Newtown, CT – February 27, 2016
A new report from the Kaiser Family Foundation strikes an important cautionary tone – in it, researchers examined the spread and evidence of the most prominent alternative payment models deployed by Medicare, and conclude that for many the evidence is sparse, and not as encouraging as some headlines suggest. Two conclusions are particularly striking. The first is that the evaluation of each model is being done separately, failing to determine the potential interactions between them, even though we know that most of these models are complementary and are being deployed simultaneously in markets. The second is that despite the need to better understand the evidence, Medicare is rushing to spread some of these APMs. Of the four models in BPCI, only model 2 seems to be effective and that shouldn’t come as a surprise. In Medicare, the majority of the savings for acute care episodes comes from post acute care. As such, models 1 and 4, which exclude post-acute care, aren’t proving to be very beneficial. And model 3, which only focuses on post-acute care, isn’t panning out either. Again, not a big surprise. In fact, I vividly remember a meeting on bundled payment designs that was organized before the launch of BPCI by our friends at Brandeis. Representatives of the post-acute care lobby were at the table and strongly arguing for a model that would allow them to control the bundle. CMS bent to the lobby even though all of us were scratching our heads, trying to figure out how that made any sense. As it happens, it didn’t and doesn’t. And therein lies the real lesson.
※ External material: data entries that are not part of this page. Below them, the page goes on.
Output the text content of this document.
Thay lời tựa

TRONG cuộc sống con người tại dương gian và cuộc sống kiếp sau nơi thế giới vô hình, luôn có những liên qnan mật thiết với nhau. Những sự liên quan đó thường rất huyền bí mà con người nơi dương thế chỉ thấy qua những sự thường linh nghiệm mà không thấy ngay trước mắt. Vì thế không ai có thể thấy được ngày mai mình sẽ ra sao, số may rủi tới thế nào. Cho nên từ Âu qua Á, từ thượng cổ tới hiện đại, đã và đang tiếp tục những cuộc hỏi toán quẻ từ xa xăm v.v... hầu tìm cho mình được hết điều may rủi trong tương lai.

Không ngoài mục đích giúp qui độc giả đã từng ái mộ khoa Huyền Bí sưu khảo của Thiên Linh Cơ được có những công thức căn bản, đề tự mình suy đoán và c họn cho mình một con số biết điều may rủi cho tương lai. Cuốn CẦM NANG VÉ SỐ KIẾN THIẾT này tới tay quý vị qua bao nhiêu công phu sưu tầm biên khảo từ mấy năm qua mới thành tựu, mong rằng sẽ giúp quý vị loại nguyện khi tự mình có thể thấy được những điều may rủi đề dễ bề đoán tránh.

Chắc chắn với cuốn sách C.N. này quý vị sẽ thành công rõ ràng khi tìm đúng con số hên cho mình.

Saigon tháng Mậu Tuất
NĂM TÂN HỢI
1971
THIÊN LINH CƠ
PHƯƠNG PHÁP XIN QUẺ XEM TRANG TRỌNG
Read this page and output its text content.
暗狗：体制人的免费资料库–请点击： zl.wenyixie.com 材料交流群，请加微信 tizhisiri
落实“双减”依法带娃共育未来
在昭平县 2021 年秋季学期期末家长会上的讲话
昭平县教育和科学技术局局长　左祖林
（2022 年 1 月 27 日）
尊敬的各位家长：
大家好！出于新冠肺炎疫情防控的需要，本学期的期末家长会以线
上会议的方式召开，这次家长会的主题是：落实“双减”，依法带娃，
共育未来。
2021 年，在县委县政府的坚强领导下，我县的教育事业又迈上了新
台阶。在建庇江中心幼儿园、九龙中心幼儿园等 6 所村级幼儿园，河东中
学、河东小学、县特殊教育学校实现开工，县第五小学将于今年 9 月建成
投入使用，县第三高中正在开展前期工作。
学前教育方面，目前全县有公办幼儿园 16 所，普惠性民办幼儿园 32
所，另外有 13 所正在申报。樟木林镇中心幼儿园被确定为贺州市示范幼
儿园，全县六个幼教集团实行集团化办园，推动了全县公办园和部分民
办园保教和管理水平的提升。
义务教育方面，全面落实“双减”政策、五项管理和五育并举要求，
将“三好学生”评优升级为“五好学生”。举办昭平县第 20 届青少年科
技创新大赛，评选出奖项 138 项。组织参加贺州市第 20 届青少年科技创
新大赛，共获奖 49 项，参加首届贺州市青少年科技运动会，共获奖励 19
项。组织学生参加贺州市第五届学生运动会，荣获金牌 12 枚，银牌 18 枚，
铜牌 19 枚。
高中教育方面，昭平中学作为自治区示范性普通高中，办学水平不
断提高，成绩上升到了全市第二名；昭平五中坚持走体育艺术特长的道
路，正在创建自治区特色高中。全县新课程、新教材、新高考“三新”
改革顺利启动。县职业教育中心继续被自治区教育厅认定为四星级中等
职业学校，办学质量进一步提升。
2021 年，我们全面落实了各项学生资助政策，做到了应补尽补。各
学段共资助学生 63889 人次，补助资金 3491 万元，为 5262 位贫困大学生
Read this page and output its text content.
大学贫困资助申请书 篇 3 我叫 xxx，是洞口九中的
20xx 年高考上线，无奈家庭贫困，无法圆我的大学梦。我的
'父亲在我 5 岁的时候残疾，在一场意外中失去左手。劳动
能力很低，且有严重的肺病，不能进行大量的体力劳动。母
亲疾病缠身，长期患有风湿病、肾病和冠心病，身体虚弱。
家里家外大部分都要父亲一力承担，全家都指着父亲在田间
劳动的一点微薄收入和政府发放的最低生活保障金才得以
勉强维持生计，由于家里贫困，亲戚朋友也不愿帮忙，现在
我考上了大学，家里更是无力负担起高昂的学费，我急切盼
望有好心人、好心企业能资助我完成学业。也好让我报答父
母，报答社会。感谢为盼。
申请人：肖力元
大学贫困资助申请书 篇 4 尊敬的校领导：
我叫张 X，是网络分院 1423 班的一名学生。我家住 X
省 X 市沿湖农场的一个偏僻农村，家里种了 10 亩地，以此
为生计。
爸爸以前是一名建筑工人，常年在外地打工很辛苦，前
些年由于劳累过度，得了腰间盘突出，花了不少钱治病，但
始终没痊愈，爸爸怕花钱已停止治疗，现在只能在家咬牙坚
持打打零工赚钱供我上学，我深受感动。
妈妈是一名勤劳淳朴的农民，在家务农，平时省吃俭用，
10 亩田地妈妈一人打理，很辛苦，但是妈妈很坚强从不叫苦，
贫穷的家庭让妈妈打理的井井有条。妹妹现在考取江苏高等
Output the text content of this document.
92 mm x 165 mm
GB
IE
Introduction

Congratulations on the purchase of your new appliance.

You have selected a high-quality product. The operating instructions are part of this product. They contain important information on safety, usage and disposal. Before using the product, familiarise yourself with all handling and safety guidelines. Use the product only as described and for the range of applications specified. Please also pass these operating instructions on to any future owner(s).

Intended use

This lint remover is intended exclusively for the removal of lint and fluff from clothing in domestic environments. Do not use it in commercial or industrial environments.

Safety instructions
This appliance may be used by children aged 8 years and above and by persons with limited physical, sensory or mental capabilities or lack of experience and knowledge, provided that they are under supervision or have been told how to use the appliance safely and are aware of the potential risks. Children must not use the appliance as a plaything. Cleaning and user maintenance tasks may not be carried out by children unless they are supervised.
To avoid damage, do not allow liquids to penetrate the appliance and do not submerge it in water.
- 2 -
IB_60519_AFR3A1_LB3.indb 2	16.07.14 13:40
What this means to you – we’ve said it before and we’ll say it again: It’s the Design Stupid!!! If you design a payment program that doesn’t make much sense, there’s a pretty good chance it won’t succeed. Kaiser’s report, unfortunately, fails to make this essential point and some will inevitably draw the wrong conclusions. And in its rush to meet artificial and self-imposed targets for the spread of APMs, CMS is also ignoring the design flaws in some of its programs and simply perpetuating them and spreading them farther. Interestingly, another report, just released by the DC-based Learning Action Network, makes several recommendations on how to design and implement bundled payments for joint replacements. Contrarily to other LAN reports, this one is light on dictates and instead focuses on bringing forth various approaches from field experiments. Importantly, it highlights all that CMS is doing wrong in its Comprehensive Joint Replacement program and, to an extent, the BPCI. We’re pretty sure no one in the current administration will pay much attention to these recommendations, preferring to continue down its own misguided path, but perhaps the next administration will care to listen to those who are working hard to make APMs fair, operational, and successful. And that’s exactly what’s happening in many places around the country, if not in Washington DC. Kaiser’s report concludes: “CMS’s commitment to “rapid cycle” improvements in the demonstrations means that CMS is able to refine the payment models as they are being implemented in light of early results and unforeseen circumstances.” The reality, however, is that CMS doesn’t seem committed to or capable of rapid cycle improvements, and has so far failed to refine its new payment models in light of early results, other field experiments and feedback from participants. So just remember, it’s not because Medicare’s models aren’t working that APMs don’t work. They do when they’re well designed.